GOBIERNO DE J. F. KENNEDY

EN ESTADOS UNIDOS

El 15 de agosto de 1963, Betancourt recibió la noticia más importante en décadas: «Pérez Jiménez ha sido entregado a nuestra policía judicial y será trasladado a Venezuela en pocas horas». Qué extraña resultaba esa rapidez de los organismos judiciales estadounidenses en este caso que se revelaba tan complejo; el juez norteamericano que se ocupaba de la causa, casi inmediatamente después que le llegó el expediente, dictó el auto de detención.
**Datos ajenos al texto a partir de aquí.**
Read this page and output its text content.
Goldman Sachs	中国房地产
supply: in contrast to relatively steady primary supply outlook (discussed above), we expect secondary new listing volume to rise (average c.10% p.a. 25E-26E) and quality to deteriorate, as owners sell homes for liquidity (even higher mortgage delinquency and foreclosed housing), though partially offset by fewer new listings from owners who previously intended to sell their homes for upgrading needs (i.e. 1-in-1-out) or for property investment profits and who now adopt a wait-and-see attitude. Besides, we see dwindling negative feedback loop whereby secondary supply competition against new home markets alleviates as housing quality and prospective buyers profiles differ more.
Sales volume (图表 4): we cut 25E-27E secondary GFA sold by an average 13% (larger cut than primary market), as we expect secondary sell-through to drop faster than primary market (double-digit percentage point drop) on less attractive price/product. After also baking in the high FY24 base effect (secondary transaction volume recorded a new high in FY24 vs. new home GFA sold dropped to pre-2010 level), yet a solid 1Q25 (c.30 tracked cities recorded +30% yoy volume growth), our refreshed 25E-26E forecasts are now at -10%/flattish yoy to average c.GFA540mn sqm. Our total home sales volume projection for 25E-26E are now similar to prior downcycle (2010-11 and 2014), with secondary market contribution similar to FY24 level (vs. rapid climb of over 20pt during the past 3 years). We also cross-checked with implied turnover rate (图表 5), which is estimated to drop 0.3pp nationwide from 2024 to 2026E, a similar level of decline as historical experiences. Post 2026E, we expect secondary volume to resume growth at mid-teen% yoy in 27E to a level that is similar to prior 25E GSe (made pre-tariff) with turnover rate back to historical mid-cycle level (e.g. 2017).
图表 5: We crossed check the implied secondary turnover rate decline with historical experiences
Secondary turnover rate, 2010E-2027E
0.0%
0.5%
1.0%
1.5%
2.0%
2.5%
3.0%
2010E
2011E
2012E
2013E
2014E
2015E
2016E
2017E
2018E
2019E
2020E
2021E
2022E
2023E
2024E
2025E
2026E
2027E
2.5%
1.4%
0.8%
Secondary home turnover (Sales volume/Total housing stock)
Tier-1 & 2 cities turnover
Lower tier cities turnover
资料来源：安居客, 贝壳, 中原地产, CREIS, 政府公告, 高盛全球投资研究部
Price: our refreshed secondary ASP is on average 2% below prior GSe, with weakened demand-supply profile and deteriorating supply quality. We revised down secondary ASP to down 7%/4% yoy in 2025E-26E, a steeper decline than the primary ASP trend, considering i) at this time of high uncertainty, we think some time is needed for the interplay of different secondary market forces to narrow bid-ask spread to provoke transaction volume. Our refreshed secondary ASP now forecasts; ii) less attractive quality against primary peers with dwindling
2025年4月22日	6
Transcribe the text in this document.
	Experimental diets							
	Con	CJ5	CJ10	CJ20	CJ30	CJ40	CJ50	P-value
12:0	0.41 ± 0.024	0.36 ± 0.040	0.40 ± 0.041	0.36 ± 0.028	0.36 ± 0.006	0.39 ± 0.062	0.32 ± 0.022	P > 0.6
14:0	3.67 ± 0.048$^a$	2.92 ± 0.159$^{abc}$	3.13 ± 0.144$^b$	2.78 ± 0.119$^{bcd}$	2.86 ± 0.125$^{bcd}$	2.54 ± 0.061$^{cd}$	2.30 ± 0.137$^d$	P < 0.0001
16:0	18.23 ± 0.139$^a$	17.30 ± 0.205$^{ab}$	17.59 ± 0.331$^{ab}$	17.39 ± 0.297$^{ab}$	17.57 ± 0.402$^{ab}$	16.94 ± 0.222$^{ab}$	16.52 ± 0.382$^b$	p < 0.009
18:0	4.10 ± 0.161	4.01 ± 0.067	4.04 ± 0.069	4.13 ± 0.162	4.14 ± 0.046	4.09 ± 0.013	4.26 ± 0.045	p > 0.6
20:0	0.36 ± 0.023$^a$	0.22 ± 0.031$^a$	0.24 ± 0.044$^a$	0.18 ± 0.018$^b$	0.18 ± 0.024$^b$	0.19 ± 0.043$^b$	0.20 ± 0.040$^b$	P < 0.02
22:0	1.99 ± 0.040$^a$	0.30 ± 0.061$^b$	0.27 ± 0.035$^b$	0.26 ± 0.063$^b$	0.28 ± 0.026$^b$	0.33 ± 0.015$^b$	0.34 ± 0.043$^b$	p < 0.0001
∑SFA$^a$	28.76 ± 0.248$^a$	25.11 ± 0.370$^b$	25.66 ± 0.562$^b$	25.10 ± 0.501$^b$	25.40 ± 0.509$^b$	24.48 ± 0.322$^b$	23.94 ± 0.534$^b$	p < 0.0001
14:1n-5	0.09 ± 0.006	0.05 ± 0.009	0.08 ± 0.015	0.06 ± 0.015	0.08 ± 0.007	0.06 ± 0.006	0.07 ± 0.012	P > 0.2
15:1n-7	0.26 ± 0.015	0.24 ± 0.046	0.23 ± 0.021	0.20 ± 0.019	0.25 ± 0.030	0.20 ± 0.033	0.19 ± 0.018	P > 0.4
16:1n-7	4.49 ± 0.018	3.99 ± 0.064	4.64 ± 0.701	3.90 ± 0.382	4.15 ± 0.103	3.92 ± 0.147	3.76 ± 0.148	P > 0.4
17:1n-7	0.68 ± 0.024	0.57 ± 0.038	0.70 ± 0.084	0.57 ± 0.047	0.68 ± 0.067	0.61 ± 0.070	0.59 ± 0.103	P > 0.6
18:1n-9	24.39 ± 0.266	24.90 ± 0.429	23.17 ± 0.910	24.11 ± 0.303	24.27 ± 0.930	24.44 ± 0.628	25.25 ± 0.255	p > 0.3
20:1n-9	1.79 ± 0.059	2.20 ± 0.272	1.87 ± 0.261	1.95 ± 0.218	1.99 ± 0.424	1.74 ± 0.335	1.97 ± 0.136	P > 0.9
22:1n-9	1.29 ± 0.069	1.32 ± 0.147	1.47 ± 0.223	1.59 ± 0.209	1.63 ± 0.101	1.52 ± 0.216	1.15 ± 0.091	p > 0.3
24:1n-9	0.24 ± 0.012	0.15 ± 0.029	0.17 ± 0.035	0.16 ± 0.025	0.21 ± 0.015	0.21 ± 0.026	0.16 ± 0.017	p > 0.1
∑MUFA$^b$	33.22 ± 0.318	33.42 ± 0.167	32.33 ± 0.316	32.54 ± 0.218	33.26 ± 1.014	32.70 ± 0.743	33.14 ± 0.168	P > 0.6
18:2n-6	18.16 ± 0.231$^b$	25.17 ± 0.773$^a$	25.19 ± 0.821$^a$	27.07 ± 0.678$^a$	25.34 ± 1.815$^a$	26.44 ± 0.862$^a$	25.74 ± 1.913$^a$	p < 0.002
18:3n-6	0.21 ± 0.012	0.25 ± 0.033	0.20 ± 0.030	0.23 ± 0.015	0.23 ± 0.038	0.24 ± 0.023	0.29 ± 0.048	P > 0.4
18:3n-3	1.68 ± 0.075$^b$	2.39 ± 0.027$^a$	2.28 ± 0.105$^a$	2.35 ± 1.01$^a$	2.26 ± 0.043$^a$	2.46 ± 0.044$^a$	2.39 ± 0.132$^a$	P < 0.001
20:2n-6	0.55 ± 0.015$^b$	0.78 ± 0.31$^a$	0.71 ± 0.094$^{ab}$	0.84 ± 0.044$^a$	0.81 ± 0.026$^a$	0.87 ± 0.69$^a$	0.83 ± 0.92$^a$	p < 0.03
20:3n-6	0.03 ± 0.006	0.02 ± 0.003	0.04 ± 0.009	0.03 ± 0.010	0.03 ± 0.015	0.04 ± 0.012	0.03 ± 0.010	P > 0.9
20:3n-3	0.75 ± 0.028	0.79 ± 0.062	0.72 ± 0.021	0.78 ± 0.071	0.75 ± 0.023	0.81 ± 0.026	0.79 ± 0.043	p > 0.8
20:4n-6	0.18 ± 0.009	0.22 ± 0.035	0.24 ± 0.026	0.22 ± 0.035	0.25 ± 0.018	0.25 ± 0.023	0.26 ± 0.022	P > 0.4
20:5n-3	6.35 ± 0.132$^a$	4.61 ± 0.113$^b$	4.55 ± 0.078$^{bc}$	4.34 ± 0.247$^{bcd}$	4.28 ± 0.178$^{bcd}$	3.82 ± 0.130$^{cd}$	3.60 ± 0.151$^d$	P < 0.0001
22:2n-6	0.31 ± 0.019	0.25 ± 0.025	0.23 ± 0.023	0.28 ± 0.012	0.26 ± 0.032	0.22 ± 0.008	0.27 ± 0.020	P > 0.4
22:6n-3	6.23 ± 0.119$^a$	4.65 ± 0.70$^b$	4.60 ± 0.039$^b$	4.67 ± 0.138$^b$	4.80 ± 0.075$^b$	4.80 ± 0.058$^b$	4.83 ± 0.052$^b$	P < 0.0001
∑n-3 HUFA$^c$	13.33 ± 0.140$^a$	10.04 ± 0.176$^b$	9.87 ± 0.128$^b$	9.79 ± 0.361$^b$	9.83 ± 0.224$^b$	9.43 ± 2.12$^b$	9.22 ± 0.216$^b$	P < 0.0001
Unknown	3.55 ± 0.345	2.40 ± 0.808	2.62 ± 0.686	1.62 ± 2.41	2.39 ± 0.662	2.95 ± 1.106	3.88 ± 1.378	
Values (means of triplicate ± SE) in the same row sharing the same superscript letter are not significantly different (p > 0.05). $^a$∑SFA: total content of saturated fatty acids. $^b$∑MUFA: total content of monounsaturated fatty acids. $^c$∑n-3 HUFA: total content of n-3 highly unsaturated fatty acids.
A Pérez Jiménez lo encerraron en una cárcel de Miami. El ex dictador se sentía perdido, a pesar de las decenas de cartas de gobernantes y políticos importantes de Latinoamérica que trataron de interceder por su libertad. Nada se tomó en cuenta, ni el prestigio militar del gobernante, la legislación internacional, sus enormes esfuerzos por haber logrado la Declaración de Caracas, los principios de doctrina gringa que establecen la importancia de conocer y calificar los actos ejecutados por gobernantes que hayan mantenido relaciones con los Estados Unidos. Mucho menos, que se permitiera humillar a un hombre que había recibido una de las mayores condecoraciones militares por parte del Congreso norteamericano. Esa extradición negaba la secular política del asilo territorial, prácticamente símbolo de los valores de la libertad que tanto pregonaba Washington.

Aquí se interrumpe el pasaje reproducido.